I have some questions regarding the Invariance Principle commonly used in contest math. It is well known that even though invariants can make problems easier to solve, finding invariants can be really, really hard. There is this problem from Arthur Engel's book titled "Problem Solving Strategies" which states:
In a regular hexagon all diagonals are drawn. Initially each vertex and each point of intersection of the diagonals is labeled by the number 1. In one step it is permitted to change the signs of all numbers of a side or diagonal. Is it possible to change the signs of all labels to −1 by a sequence of steps?
We are supposed to use invariance in this problem. I am very bad at locating the invariant unless it is something as simple as modn of some value in the problem for a particular value of n. I could not solve this problem using an invariant; however, I solved it by arguing that if the center point S of the attached figure carries number -1 along with the points 
N, H, Q and L, then G will be forced to be +1. I am not elaborating on the complete solution, as that is a distraction from my main question.
Engel's solution feels like she or he is a genius who came up with it. Referring to the figure again, we can see that the product of the nine numbers on M, H, N, O, J, P, Q, L, and R does not change (another figure shown below to picture it better).
Everytime I managed to solve an invariance-based problem, I solved it by not using Invariance Principle. I have two questions.
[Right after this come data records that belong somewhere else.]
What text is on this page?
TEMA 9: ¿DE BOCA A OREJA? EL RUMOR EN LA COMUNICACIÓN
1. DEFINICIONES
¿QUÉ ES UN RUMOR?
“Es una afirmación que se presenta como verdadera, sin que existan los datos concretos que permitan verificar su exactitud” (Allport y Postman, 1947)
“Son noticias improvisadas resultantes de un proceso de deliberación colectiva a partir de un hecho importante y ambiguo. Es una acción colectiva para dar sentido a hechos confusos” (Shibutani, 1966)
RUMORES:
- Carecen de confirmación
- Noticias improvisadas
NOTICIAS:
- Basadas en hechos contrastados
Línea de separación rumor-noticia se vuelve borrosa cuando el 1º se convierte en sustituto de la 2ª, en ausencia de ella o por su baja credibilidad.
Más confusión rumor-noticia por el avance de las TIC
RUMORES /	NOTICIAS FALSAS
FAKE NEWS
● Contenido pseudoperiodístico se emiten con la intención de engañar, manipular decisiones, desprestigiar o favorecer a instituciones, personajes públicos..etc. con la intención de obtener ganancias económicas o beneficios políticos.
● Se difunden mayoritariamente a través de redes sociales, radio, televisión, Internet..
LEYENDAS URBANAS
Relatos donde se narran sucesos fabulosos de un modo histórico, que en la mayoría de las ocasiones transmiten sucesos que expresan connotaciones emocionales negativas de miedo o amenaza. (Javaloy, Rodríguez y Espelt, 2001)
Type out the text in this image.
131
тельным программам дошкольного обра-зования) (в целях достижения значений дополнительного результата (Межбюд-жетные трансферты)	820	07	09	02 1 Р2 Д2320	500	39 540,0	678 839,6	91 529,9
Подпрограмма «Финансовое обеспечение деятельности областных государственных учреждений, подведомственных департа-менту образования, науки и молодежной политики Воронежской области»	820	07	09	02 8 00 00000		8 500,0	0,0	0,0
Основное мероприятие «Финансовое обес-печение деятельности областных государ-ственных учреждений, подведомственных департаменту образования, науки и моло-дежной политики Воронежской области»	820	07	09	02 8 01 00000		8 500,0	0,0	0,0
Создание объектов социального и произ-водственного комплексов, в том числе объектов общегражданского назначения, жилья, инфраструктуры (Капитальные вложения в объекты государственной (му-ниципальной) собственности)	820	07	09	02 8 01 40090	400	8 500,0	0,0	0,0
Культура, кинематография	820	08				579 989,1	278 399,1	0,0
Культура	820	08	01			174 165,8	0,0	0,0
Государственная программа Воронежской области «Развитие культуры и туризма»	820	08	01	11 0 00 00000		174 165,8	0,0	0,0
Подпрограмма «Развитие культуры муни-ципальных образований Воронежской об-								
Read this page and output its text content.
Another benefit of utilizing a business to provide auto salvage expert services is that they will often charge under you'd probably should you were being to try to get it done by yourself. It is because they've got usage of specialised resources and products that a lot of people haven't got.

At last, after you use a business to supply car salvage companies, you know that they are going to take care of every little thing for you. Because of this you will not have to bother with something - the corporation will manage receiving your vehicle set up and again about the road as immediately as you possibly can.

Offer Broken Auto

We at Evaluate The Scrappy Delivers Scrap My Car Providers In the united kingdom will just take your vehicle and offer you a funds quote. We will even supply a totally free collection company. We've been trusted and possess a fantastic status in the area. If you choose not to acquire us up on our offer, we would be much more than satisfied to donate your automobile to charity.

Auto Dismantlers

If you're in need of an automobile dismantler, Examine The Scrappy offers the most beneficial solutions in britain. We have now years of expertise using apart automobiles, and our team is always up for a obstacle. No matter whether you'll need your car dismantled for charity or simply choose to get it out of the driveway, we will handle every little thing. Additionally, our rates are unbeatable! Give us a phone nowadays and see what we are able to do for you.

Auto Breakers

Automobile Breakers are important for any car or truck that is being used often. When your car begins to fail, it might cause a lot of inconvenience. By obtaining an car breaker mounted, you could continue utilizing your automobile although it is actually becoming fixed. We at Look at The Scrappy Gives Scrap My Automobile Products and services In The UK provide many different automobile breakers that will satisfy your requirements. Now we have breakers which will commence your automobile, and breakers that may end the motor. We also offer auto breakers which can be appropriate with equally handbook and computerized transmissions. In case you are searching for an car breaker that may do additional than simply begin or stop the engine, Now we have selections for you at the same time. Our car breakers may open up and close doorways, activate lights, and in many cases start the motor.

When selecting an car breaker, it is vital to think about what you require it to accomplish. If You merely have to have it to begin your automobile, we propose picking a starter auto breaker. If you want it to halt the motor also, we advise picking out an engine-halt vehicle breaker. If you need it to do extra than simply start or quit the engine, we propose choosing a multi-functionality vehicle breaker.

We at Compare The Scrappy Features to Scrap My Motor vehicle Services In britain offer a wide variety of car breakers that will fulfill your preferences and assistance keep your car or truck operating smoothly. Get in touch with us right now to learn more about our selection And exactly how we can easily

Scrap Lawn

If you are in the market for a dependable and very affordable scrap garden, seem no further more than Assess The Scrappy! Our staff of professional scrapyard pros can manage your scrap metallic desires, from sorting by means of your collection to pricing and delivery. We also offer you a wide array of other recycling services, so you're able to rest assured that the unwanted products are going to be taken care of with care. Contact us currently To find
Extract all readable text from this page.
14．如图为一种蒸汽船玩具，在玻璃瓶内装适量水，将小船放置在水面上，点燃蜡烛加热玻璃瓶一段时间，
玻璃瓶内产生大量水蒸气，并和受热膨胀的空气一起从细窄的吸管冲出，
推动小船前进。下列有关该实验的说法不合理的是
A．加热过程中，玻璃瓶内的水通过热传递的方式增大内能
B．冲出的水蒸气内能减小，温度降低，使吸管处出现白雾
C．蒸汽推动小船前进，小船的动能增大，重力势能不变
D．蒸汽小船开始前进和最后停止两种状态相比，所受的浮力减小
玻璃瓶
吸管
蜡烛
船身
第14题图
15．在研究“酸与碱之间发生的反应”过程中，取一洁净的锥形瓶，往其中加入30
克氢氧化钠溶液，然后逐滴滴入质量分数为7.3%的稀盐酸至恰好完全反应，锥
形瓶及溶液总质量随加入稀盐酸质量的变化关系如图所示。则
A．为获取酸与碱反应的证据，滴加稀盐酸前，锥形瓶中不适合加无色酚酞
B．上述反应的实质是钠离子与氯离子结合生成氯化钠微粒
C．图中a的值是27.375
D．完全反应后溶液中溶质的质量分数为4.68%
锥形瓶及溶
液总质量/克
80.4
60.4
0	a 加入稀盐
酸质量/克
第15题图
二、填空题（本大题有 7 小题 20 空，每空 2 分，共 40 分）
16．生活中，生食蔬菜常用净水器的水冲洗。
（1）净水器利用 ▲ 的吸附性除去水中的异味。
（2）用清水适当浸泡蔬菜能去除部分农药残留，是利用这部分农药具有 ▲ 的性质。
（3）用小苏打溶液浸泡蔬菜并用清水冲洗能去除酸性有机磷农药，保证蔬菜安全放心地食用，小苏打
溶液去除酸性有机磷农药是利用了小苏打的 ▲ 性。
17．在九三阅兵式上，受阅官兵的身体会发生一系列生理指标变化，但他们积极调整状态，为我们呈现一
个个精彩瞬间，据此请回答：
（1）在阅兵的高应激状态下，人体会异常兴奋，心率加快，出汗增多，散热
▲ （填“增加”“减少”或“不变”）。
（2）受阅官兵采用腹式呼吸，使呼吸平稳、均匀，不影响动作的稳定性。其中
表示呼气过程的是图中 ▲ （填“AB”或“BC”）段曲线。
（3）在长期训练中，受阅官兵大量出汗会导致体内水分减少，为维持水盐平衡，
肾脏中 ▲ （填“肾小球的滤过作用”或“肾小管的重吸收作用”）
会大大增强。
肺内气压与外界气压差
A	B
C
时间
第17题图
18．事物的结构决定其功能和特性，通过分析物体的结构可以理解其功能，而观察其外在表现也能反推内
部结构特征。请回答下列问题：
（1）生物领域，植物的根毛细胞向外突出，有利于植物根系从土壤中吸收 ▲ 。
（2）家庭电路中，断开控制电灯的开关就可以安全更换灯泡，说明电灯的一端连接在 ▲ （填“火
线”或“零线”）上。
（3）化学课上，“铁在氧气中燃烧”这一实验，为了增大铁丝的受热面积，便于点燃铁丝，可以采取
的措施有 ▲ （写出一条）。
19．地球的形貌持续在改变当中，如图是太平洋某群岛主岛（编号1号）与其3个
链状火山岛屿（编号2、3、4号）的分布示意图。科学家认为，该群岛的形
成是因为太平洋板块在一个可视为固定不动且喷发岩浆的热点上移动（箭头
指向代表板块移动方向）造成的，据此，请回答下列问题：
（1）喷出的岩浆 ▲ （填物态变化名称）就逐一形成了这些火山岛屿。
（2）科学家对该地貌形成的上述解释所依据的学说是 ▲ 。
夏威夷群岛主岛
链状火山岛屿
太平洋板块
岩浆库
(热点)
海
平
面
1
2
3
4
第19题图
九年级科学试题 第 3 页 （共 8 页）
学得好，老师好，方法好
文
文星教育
How do you get better at applying the Invariance Principle? I have solved a lot of problems and managed to solve ... maybe only 60% of what I attempted. I want to reach at least 80 to 90% of success rate.
Are there other good sources for invariance-based problems? I am almost done with Arthur Engel's "Problem Solving Strategies" and I am completely done with Paul Zeitz's "The Art and Craft of Problem Solving" as far as invariance chapter is concerned.
Invariance has been one of my biggest handicaps in problem solving. I would greatly appreciate it if you can please answer the two questions above.
Being officially a guy which your are trying hard to become, :-) answering your question I feel obliged to tell you the truth: :-) experience is the best of the teachers. :-) Sometimes you may find a problem solver handbook, helpful for a specific topic, but it won’t be solving problems for you. :-)
Concerning your explicit questions.
1 In order to get better in problem solving matters not the success rate, but level, hardness, depth of problems. Solving thousands of quadratic equations won’t make anybody a good problem solver. :-) On the other hand, I’m solving open problems, so any success rate greater than zero is good for me (then I may publish my solution and to show my boss for what I’m paid :-)).
Of course, IMO level problems are pretty hard. Nevertheless, they should be solved in hours, whereas really hard problems may be solved during decades. My MSE examples: of school level and of professional level). Also parts of this answer may be relevant.
2 Unfortunately, my problem solver handbook knowledge is rather narrow, because I have to solve problems, but not to read how to do this. :-) Also a lot of my problem solving experience is related with old Russian school sources.
As a general problem solver handbooks I may highly recommend George Polya books, especially “Mathematical discovery: on understanding, learning and teaching”. For specific subjects may be useful collections of olympic problems with solutions, grouped into topics. Also you can use tag search at MSE.